Si je propose une motion de renvoi à la commission, c’est parce que le projet de loi organique qui nous est soumis nous donne l’occasion de sortir du statu quo. En effet, il modifie l’article 3 de la loi du 6 novembre 1962, mais de façon très marginale. La diminution de 5 % du taux de remboursement des candidats ne justifiait pas un changement à la dernière minute, juste avant les élections !
Il est regrettable que le Gouvernement ait eu recours à la procédure accélérée sur ce texte, tout en faisant semblant d’ignorer le vrai problème, celui des parrainages, que pose l’article 3 susvisé qui les organise. La moindre des choses aurait été de réformer le système des parrainages en même temps que le taux de remboursement des candidats.
Malheureusement, les deux partis dominants s’entendent pour continuer à profiter d’un système profondément injuste et contreproductif.
En conclusion, si le Gouvernement a raison de déclarer qu’il est urgent de réformer l’article 3 susvisé, il n’y a aucune urgence à bricoler à la marge le remboursement des frais de campagne. La seule urgence légitime réside dans la modification du système scélérat des parrainages.
Je terminerai en rappelant les deux principes auxquels je suis attaché.
D’une part, la publication de la liste des parrainages des candidats aux élections présidentielles porte atteinte au secret d’une partie du processus électoral et, par contrecoup, à la liberté du vote. Il ne sert à rien que le vote soit secret pour empêcher les pressions sur les électeurs si, dans le même temps, la publicité des parrainages permet des pressions pour écarter certaines candidatures.
D’autre part, il est totalement incohérent d’avoir des sanctions pénales dissuasives à l’encontre des menaces ou pressions qui pourraient être exercées sur les électeurs si, dans le même temps, rien n’est prévu à l’encontre de ceux qui exercent des représailles ou font du chantage pour empêcher d’éventuels candidats représentatifs d’obtenir leur parrainage.
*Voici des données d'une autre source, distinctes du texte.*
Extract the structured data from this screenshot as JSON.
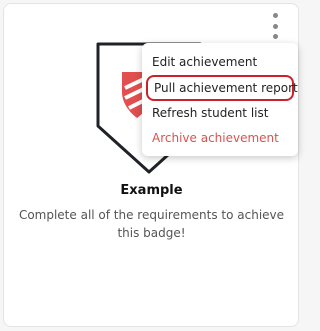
{
  "badge": {
    "title": "Example",
    "description": "Complete all of the requirements to achieve this badge!"
  },
  "menu": {
    "items": [
      {
        "label": "Edit achievement"
      },
      {
        "label": "Pull achievement report"
      },
      {
        "label": "Refresh student list"
      },
      {
        "label": "Archive achievement"
      }
    ]
  },
  "colors": {
    "accent": "#c9222a",
    "danger": "#d9534f",
    "badge_outline": "#1f2328",
    "badge_emblem": "#e14f4f"
  },
  "icons": [
    "more-vertical-icon",
    "shield-badge-icon"
  ]
}
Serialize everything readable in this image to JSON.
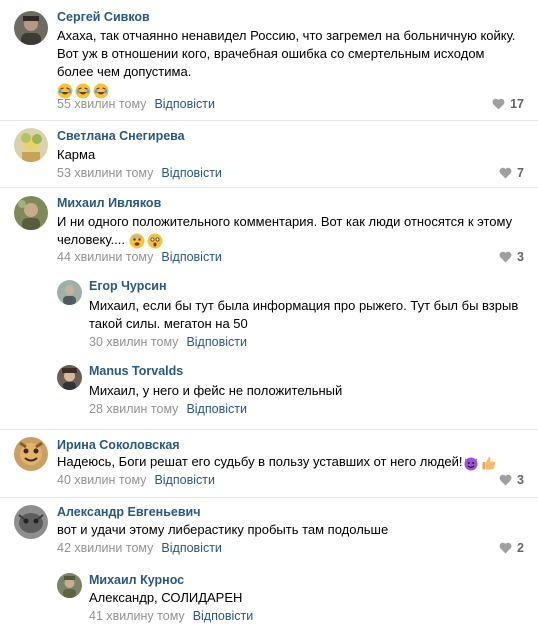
{
  "reply_label": "Відповісти",
  "comments": [
    {
      "author": "Сергей Сивков",
      "text": "Ахаха, так отчаянно ненавидел Россию, что загремел на больничную койку. Вот уж в отношении кого, врачебная ошибка со смертельным исходом более чем допустима.",
      "time": "55 хвилин тому",
      "likes": "17",
      "emoji": [
        "rofl-emoji",
        "rofl-emoji",
        "rofl-emoji"
      ]
    },
    {
      "author": "Светлана Снегирева",
      "text": "Карма",
      "time": "53 хвилини тому",
      "likes": "7"
    },
    {
      "author": "Михаил Ивляков",
      "text": "И ни одного положительного комментария. Вот как люди относятся к этому человеку....",
      "time": "44 хвилини тому",
      "likes": "3",
      "emoji": [
        "fearful-emoji",
        "astonished-emoji"
      ]
    },
    {
      "author": "Егор Чурсин",
      "text": "Михаил, если бы тут была информация про рыжего. Тут был бы взрыв такой силы. мегатон на 50",
      "time": "30 хвилин тому"
    },
    {
      "author": "Manus Torvalds",
      "text": "Михаил, у него и фейс не положительный",
      "time": "28 хвилин тому"
    },
    {
      "author": "Ирина Соколовская",
      "text": "Надеюсь, Боги решат его судьбу в пользу уставших от него людей!",
      "time": "40 хвилин тому",
      "likes": "3",
      "emoji": [
        "smiling-imp-emoji",
        "thumbs-up-emoji"
      ]
    },
    {
      "author": "Александр Евгеньевич",
      "text": "вот и удачи этому либерастику пробыть там подольше",
      "time": "42 хвилини тому",
      "likes": "2"
    },
    {
      "author": "Михаил Курнос",
      "text": "Александр, СОЛИДАРЕН",
      "time": "41 хвилину тому"
    }
  ],
  "colors": {
    "author_link": "#2a5885",
    "meta_gray": "#939393",
    "divider": "#e7e8ec"
  }
}
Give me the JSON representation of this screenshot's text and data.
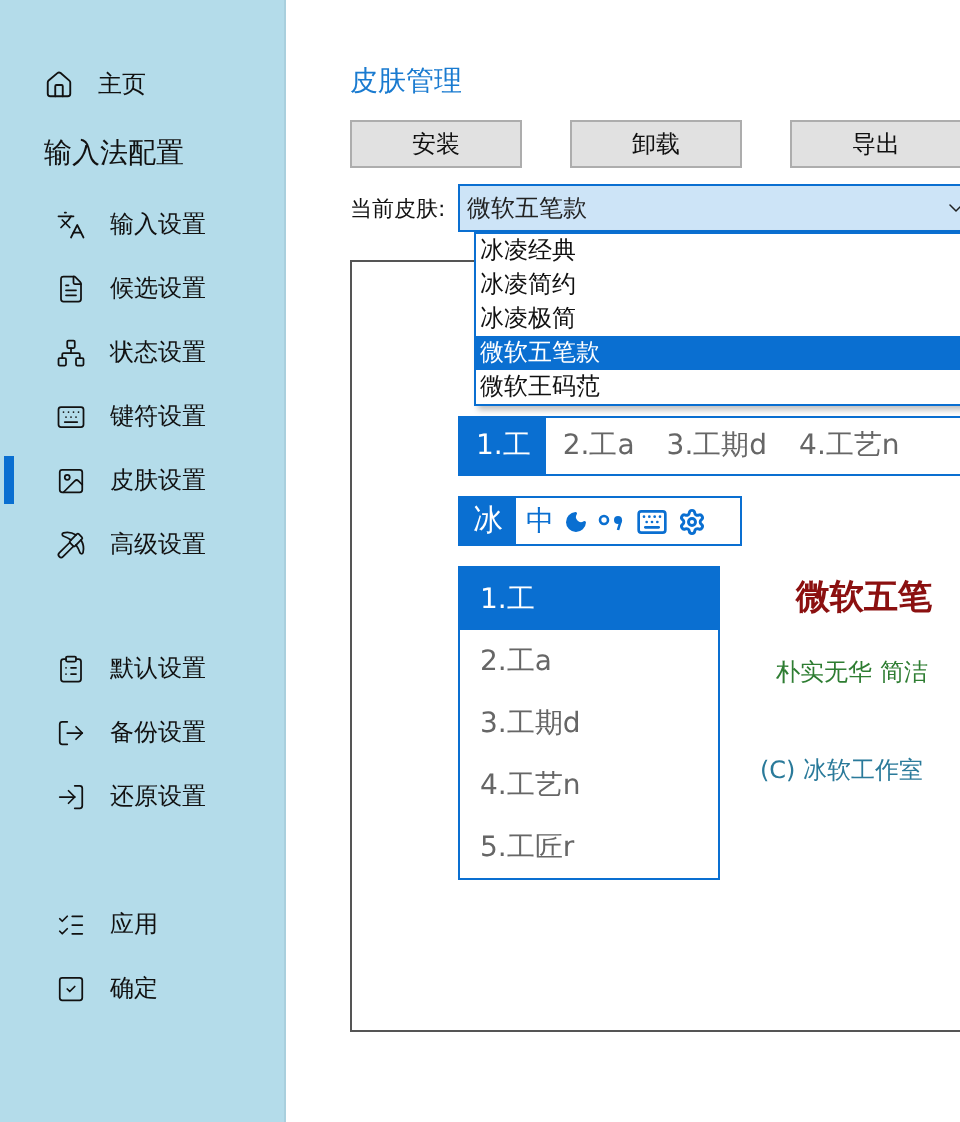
{
  "sidebar": {
    "home": {
      "label": "主页"
    },
    "section_title": "输入法配置",
    "groups": [
      [
        {
          "label": "输入设置",
          "selected": false
        },
        {
          "label": "候选设置",
          "selected": false
        },
        {
          "label": "状态设置",
          "selected": false
        },
        {
          "label": "键符设置",
          "selected": false
        },
        {
          "label": "皮肤设置",
          "selected": true
        },
        {
          "label": "高级设置",
          "selected": false
        }
      ],
      [
        {
          "label": "默认设置",
          "selected": false
        },
        {
          "label": "备份设置",
          "selected": false
        },
        {
          "label": "还原设置",
          "selected": false
        }
      ],
      [
        {
          "label": "应用",
          "selected": false
        },
        {
          "label": "确定",
          "selected": false
        }
      ]
    ]
  },
  "main": {
    "title": "皮肤管理",
    "buttons": [
      "安装",
      "卸载",
      "导出"
    ],
    "skin_selector": {
      "label": "当前皮肤:",
      "value": "微软五笔款",
      "expanded": true,
      "options": [
        {
          "label": "冰凌经典",
          "selected": false
        },
        {
          "label": "冰凌简约",
          "selected": false
        },
        {
          "label": "冰凌极简",
          "selected": false
        },
        {
          "label": "微软五笔款",
          "selected": true
        },
        {
          "label": "微软王码范",
          "selected": false
        }
      ]
    },
    "preview": {
      "horizontal_candidates": [
        {
          "label": "1.工",
          "selected": true
        },
        {
          "label": "2.工a",
          "selected": false
        },
        {
          "label": "3.工期d",
          "selected": false
        },
        {
          "label": "4.工艺n",
          "selected": false
        }
      ],
      "status_bar": {
        "logo": "冰",
        "mode": "中"
      },
      "vertical_candidates": [
        {
          "label": "1.工",
          "selected": true
        },
        {
          "label": "2.工a",
          "selected": false
        },
        {
          "label": "3.工期d",
          "selected": false
        },
        {
          "label": "4.工艺n",
          "selected": false
        },
        {
          "label": "5.工匠r",
          "selected": false
        }
      ],
      "skin_name": "微软五笔",
      "slogan": "朴实无华 简洁",
      "copyright": "(C) 冰软工作室"
    }
  }
}
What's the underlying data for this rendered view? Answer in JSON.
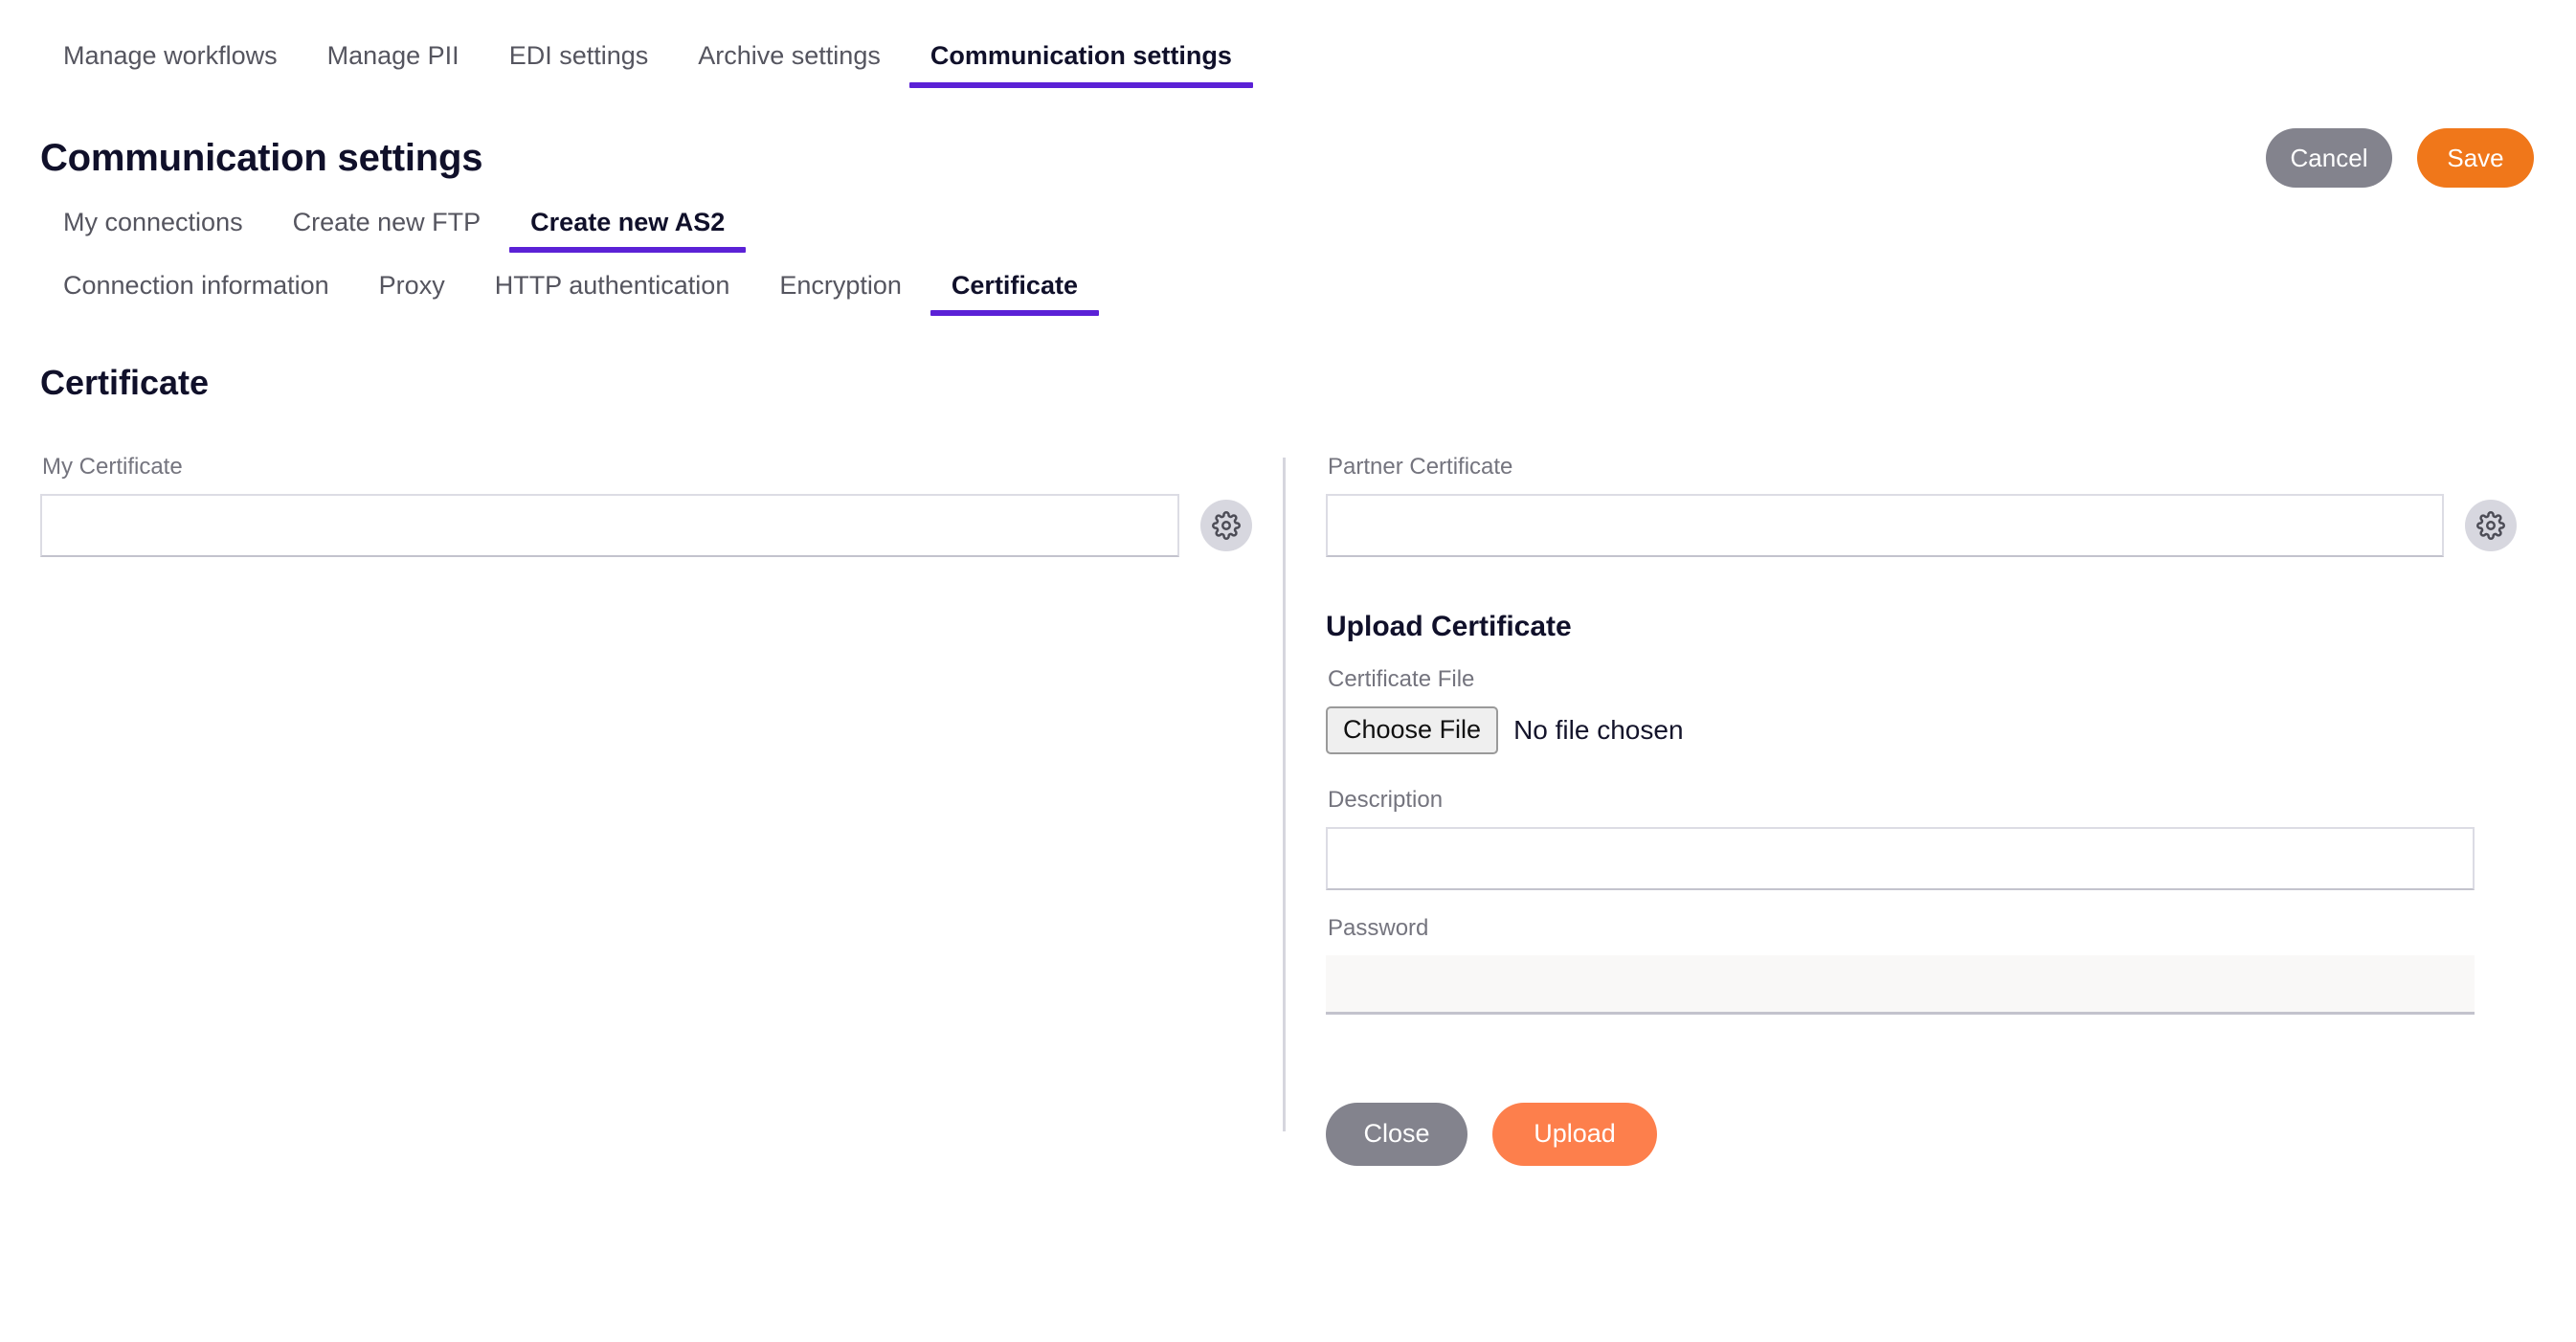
{
  "nav_primary": {
    "items": [
      {
        "label": "Manage workflows",
        "active": false
      },
      {
        "label": "Manage PII",
        "active": false
      },
      {
        "label": "EDI settings",
        "active": false
      },
      {
        "label": "Archive settings",
        "active": false
      },
      {
        "label": "Communication settings",
        "active": true
      }
    ]
  },
  "header": {
    "title": "Communication settings",
    "cancel_label": "Cancel",
    "save_label": "Save"
  },
  "nav_secondary": {
    "items": [
      {
        "label": "My connections",
        "active": false
      },
      {
        "label": "Create new FTP",
        "active": false
      },
      {
        "label": "Create new AS2",
        "active": true
      }
    ]
  },
  "nav_tertiary": {
    "items": [
      {
        "label": "Connection information",
        "active": false
      },
      {
        "label": "Proxy",
        "active": false
      },
      {
        "label": "HTTP authentication",
        "active": false
      },
      {
        "label": "Encryption",
        "active": false
      },
      {
        "label": "Certificate",
        "active": true
      }
    ]
  },
  "section": {
    "heading": "Certificate"
  },
  "my_certificate": {
    "label": "My Certificate",
    "value": "",
    "settings_icon": "gear-icon"
  },
  "partner_certificate": {
    "label": "Partner Certificate",
    "value": "",
    "settings_icon": "gear-icon"
  },
  "upload": {
    "heading": "Upload Certificate",
    "file_label": "Certificate File",
    "file_button_label": "Choose File",
    "file_status": "No file chosen",
    "description_label": "Description",
    "description_value": "",
    "password_label": "Password",
    "password_value": "",
    "close_label": "Close",
    "upload_label": "Upload"
  },
  "colors": {
    "accent_purple": "#5b21d6",
    "save_orange": "#f0771a",
    "upload_orange": "#fd7f4c",
    "gray_button": "#83838d",
    "title_navy": "#10102a",
    "label_gray": "#74747e",
    "border_gray": "#dcdce4",
    "password_fill": "#f9f8f7"
  }
}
Ce projet de loi présente toutefois un intérêt : il démontre que l’on peut, dans l’enceinte parlementaire, évoquer cette question.
Jusqu’à présent, tous les partis politiques dominants, que ce soit le parti socialiste ou l’UMP, ont fait semblant d’ignorer l’existence d’un problème. À la veille des élections, on fait un peu la sourde oreille. Au lendemain des élections, on dit qu’il faut effectivement réformer.
Ainsi, après les élections de 2007, certains dirigeants de l’actuelle majorité gouvernementale ont en effet déclaré qu’il fallait changer le système des parrainages, car il ne convenait pas, mais on s’est empressé de ne rien faire !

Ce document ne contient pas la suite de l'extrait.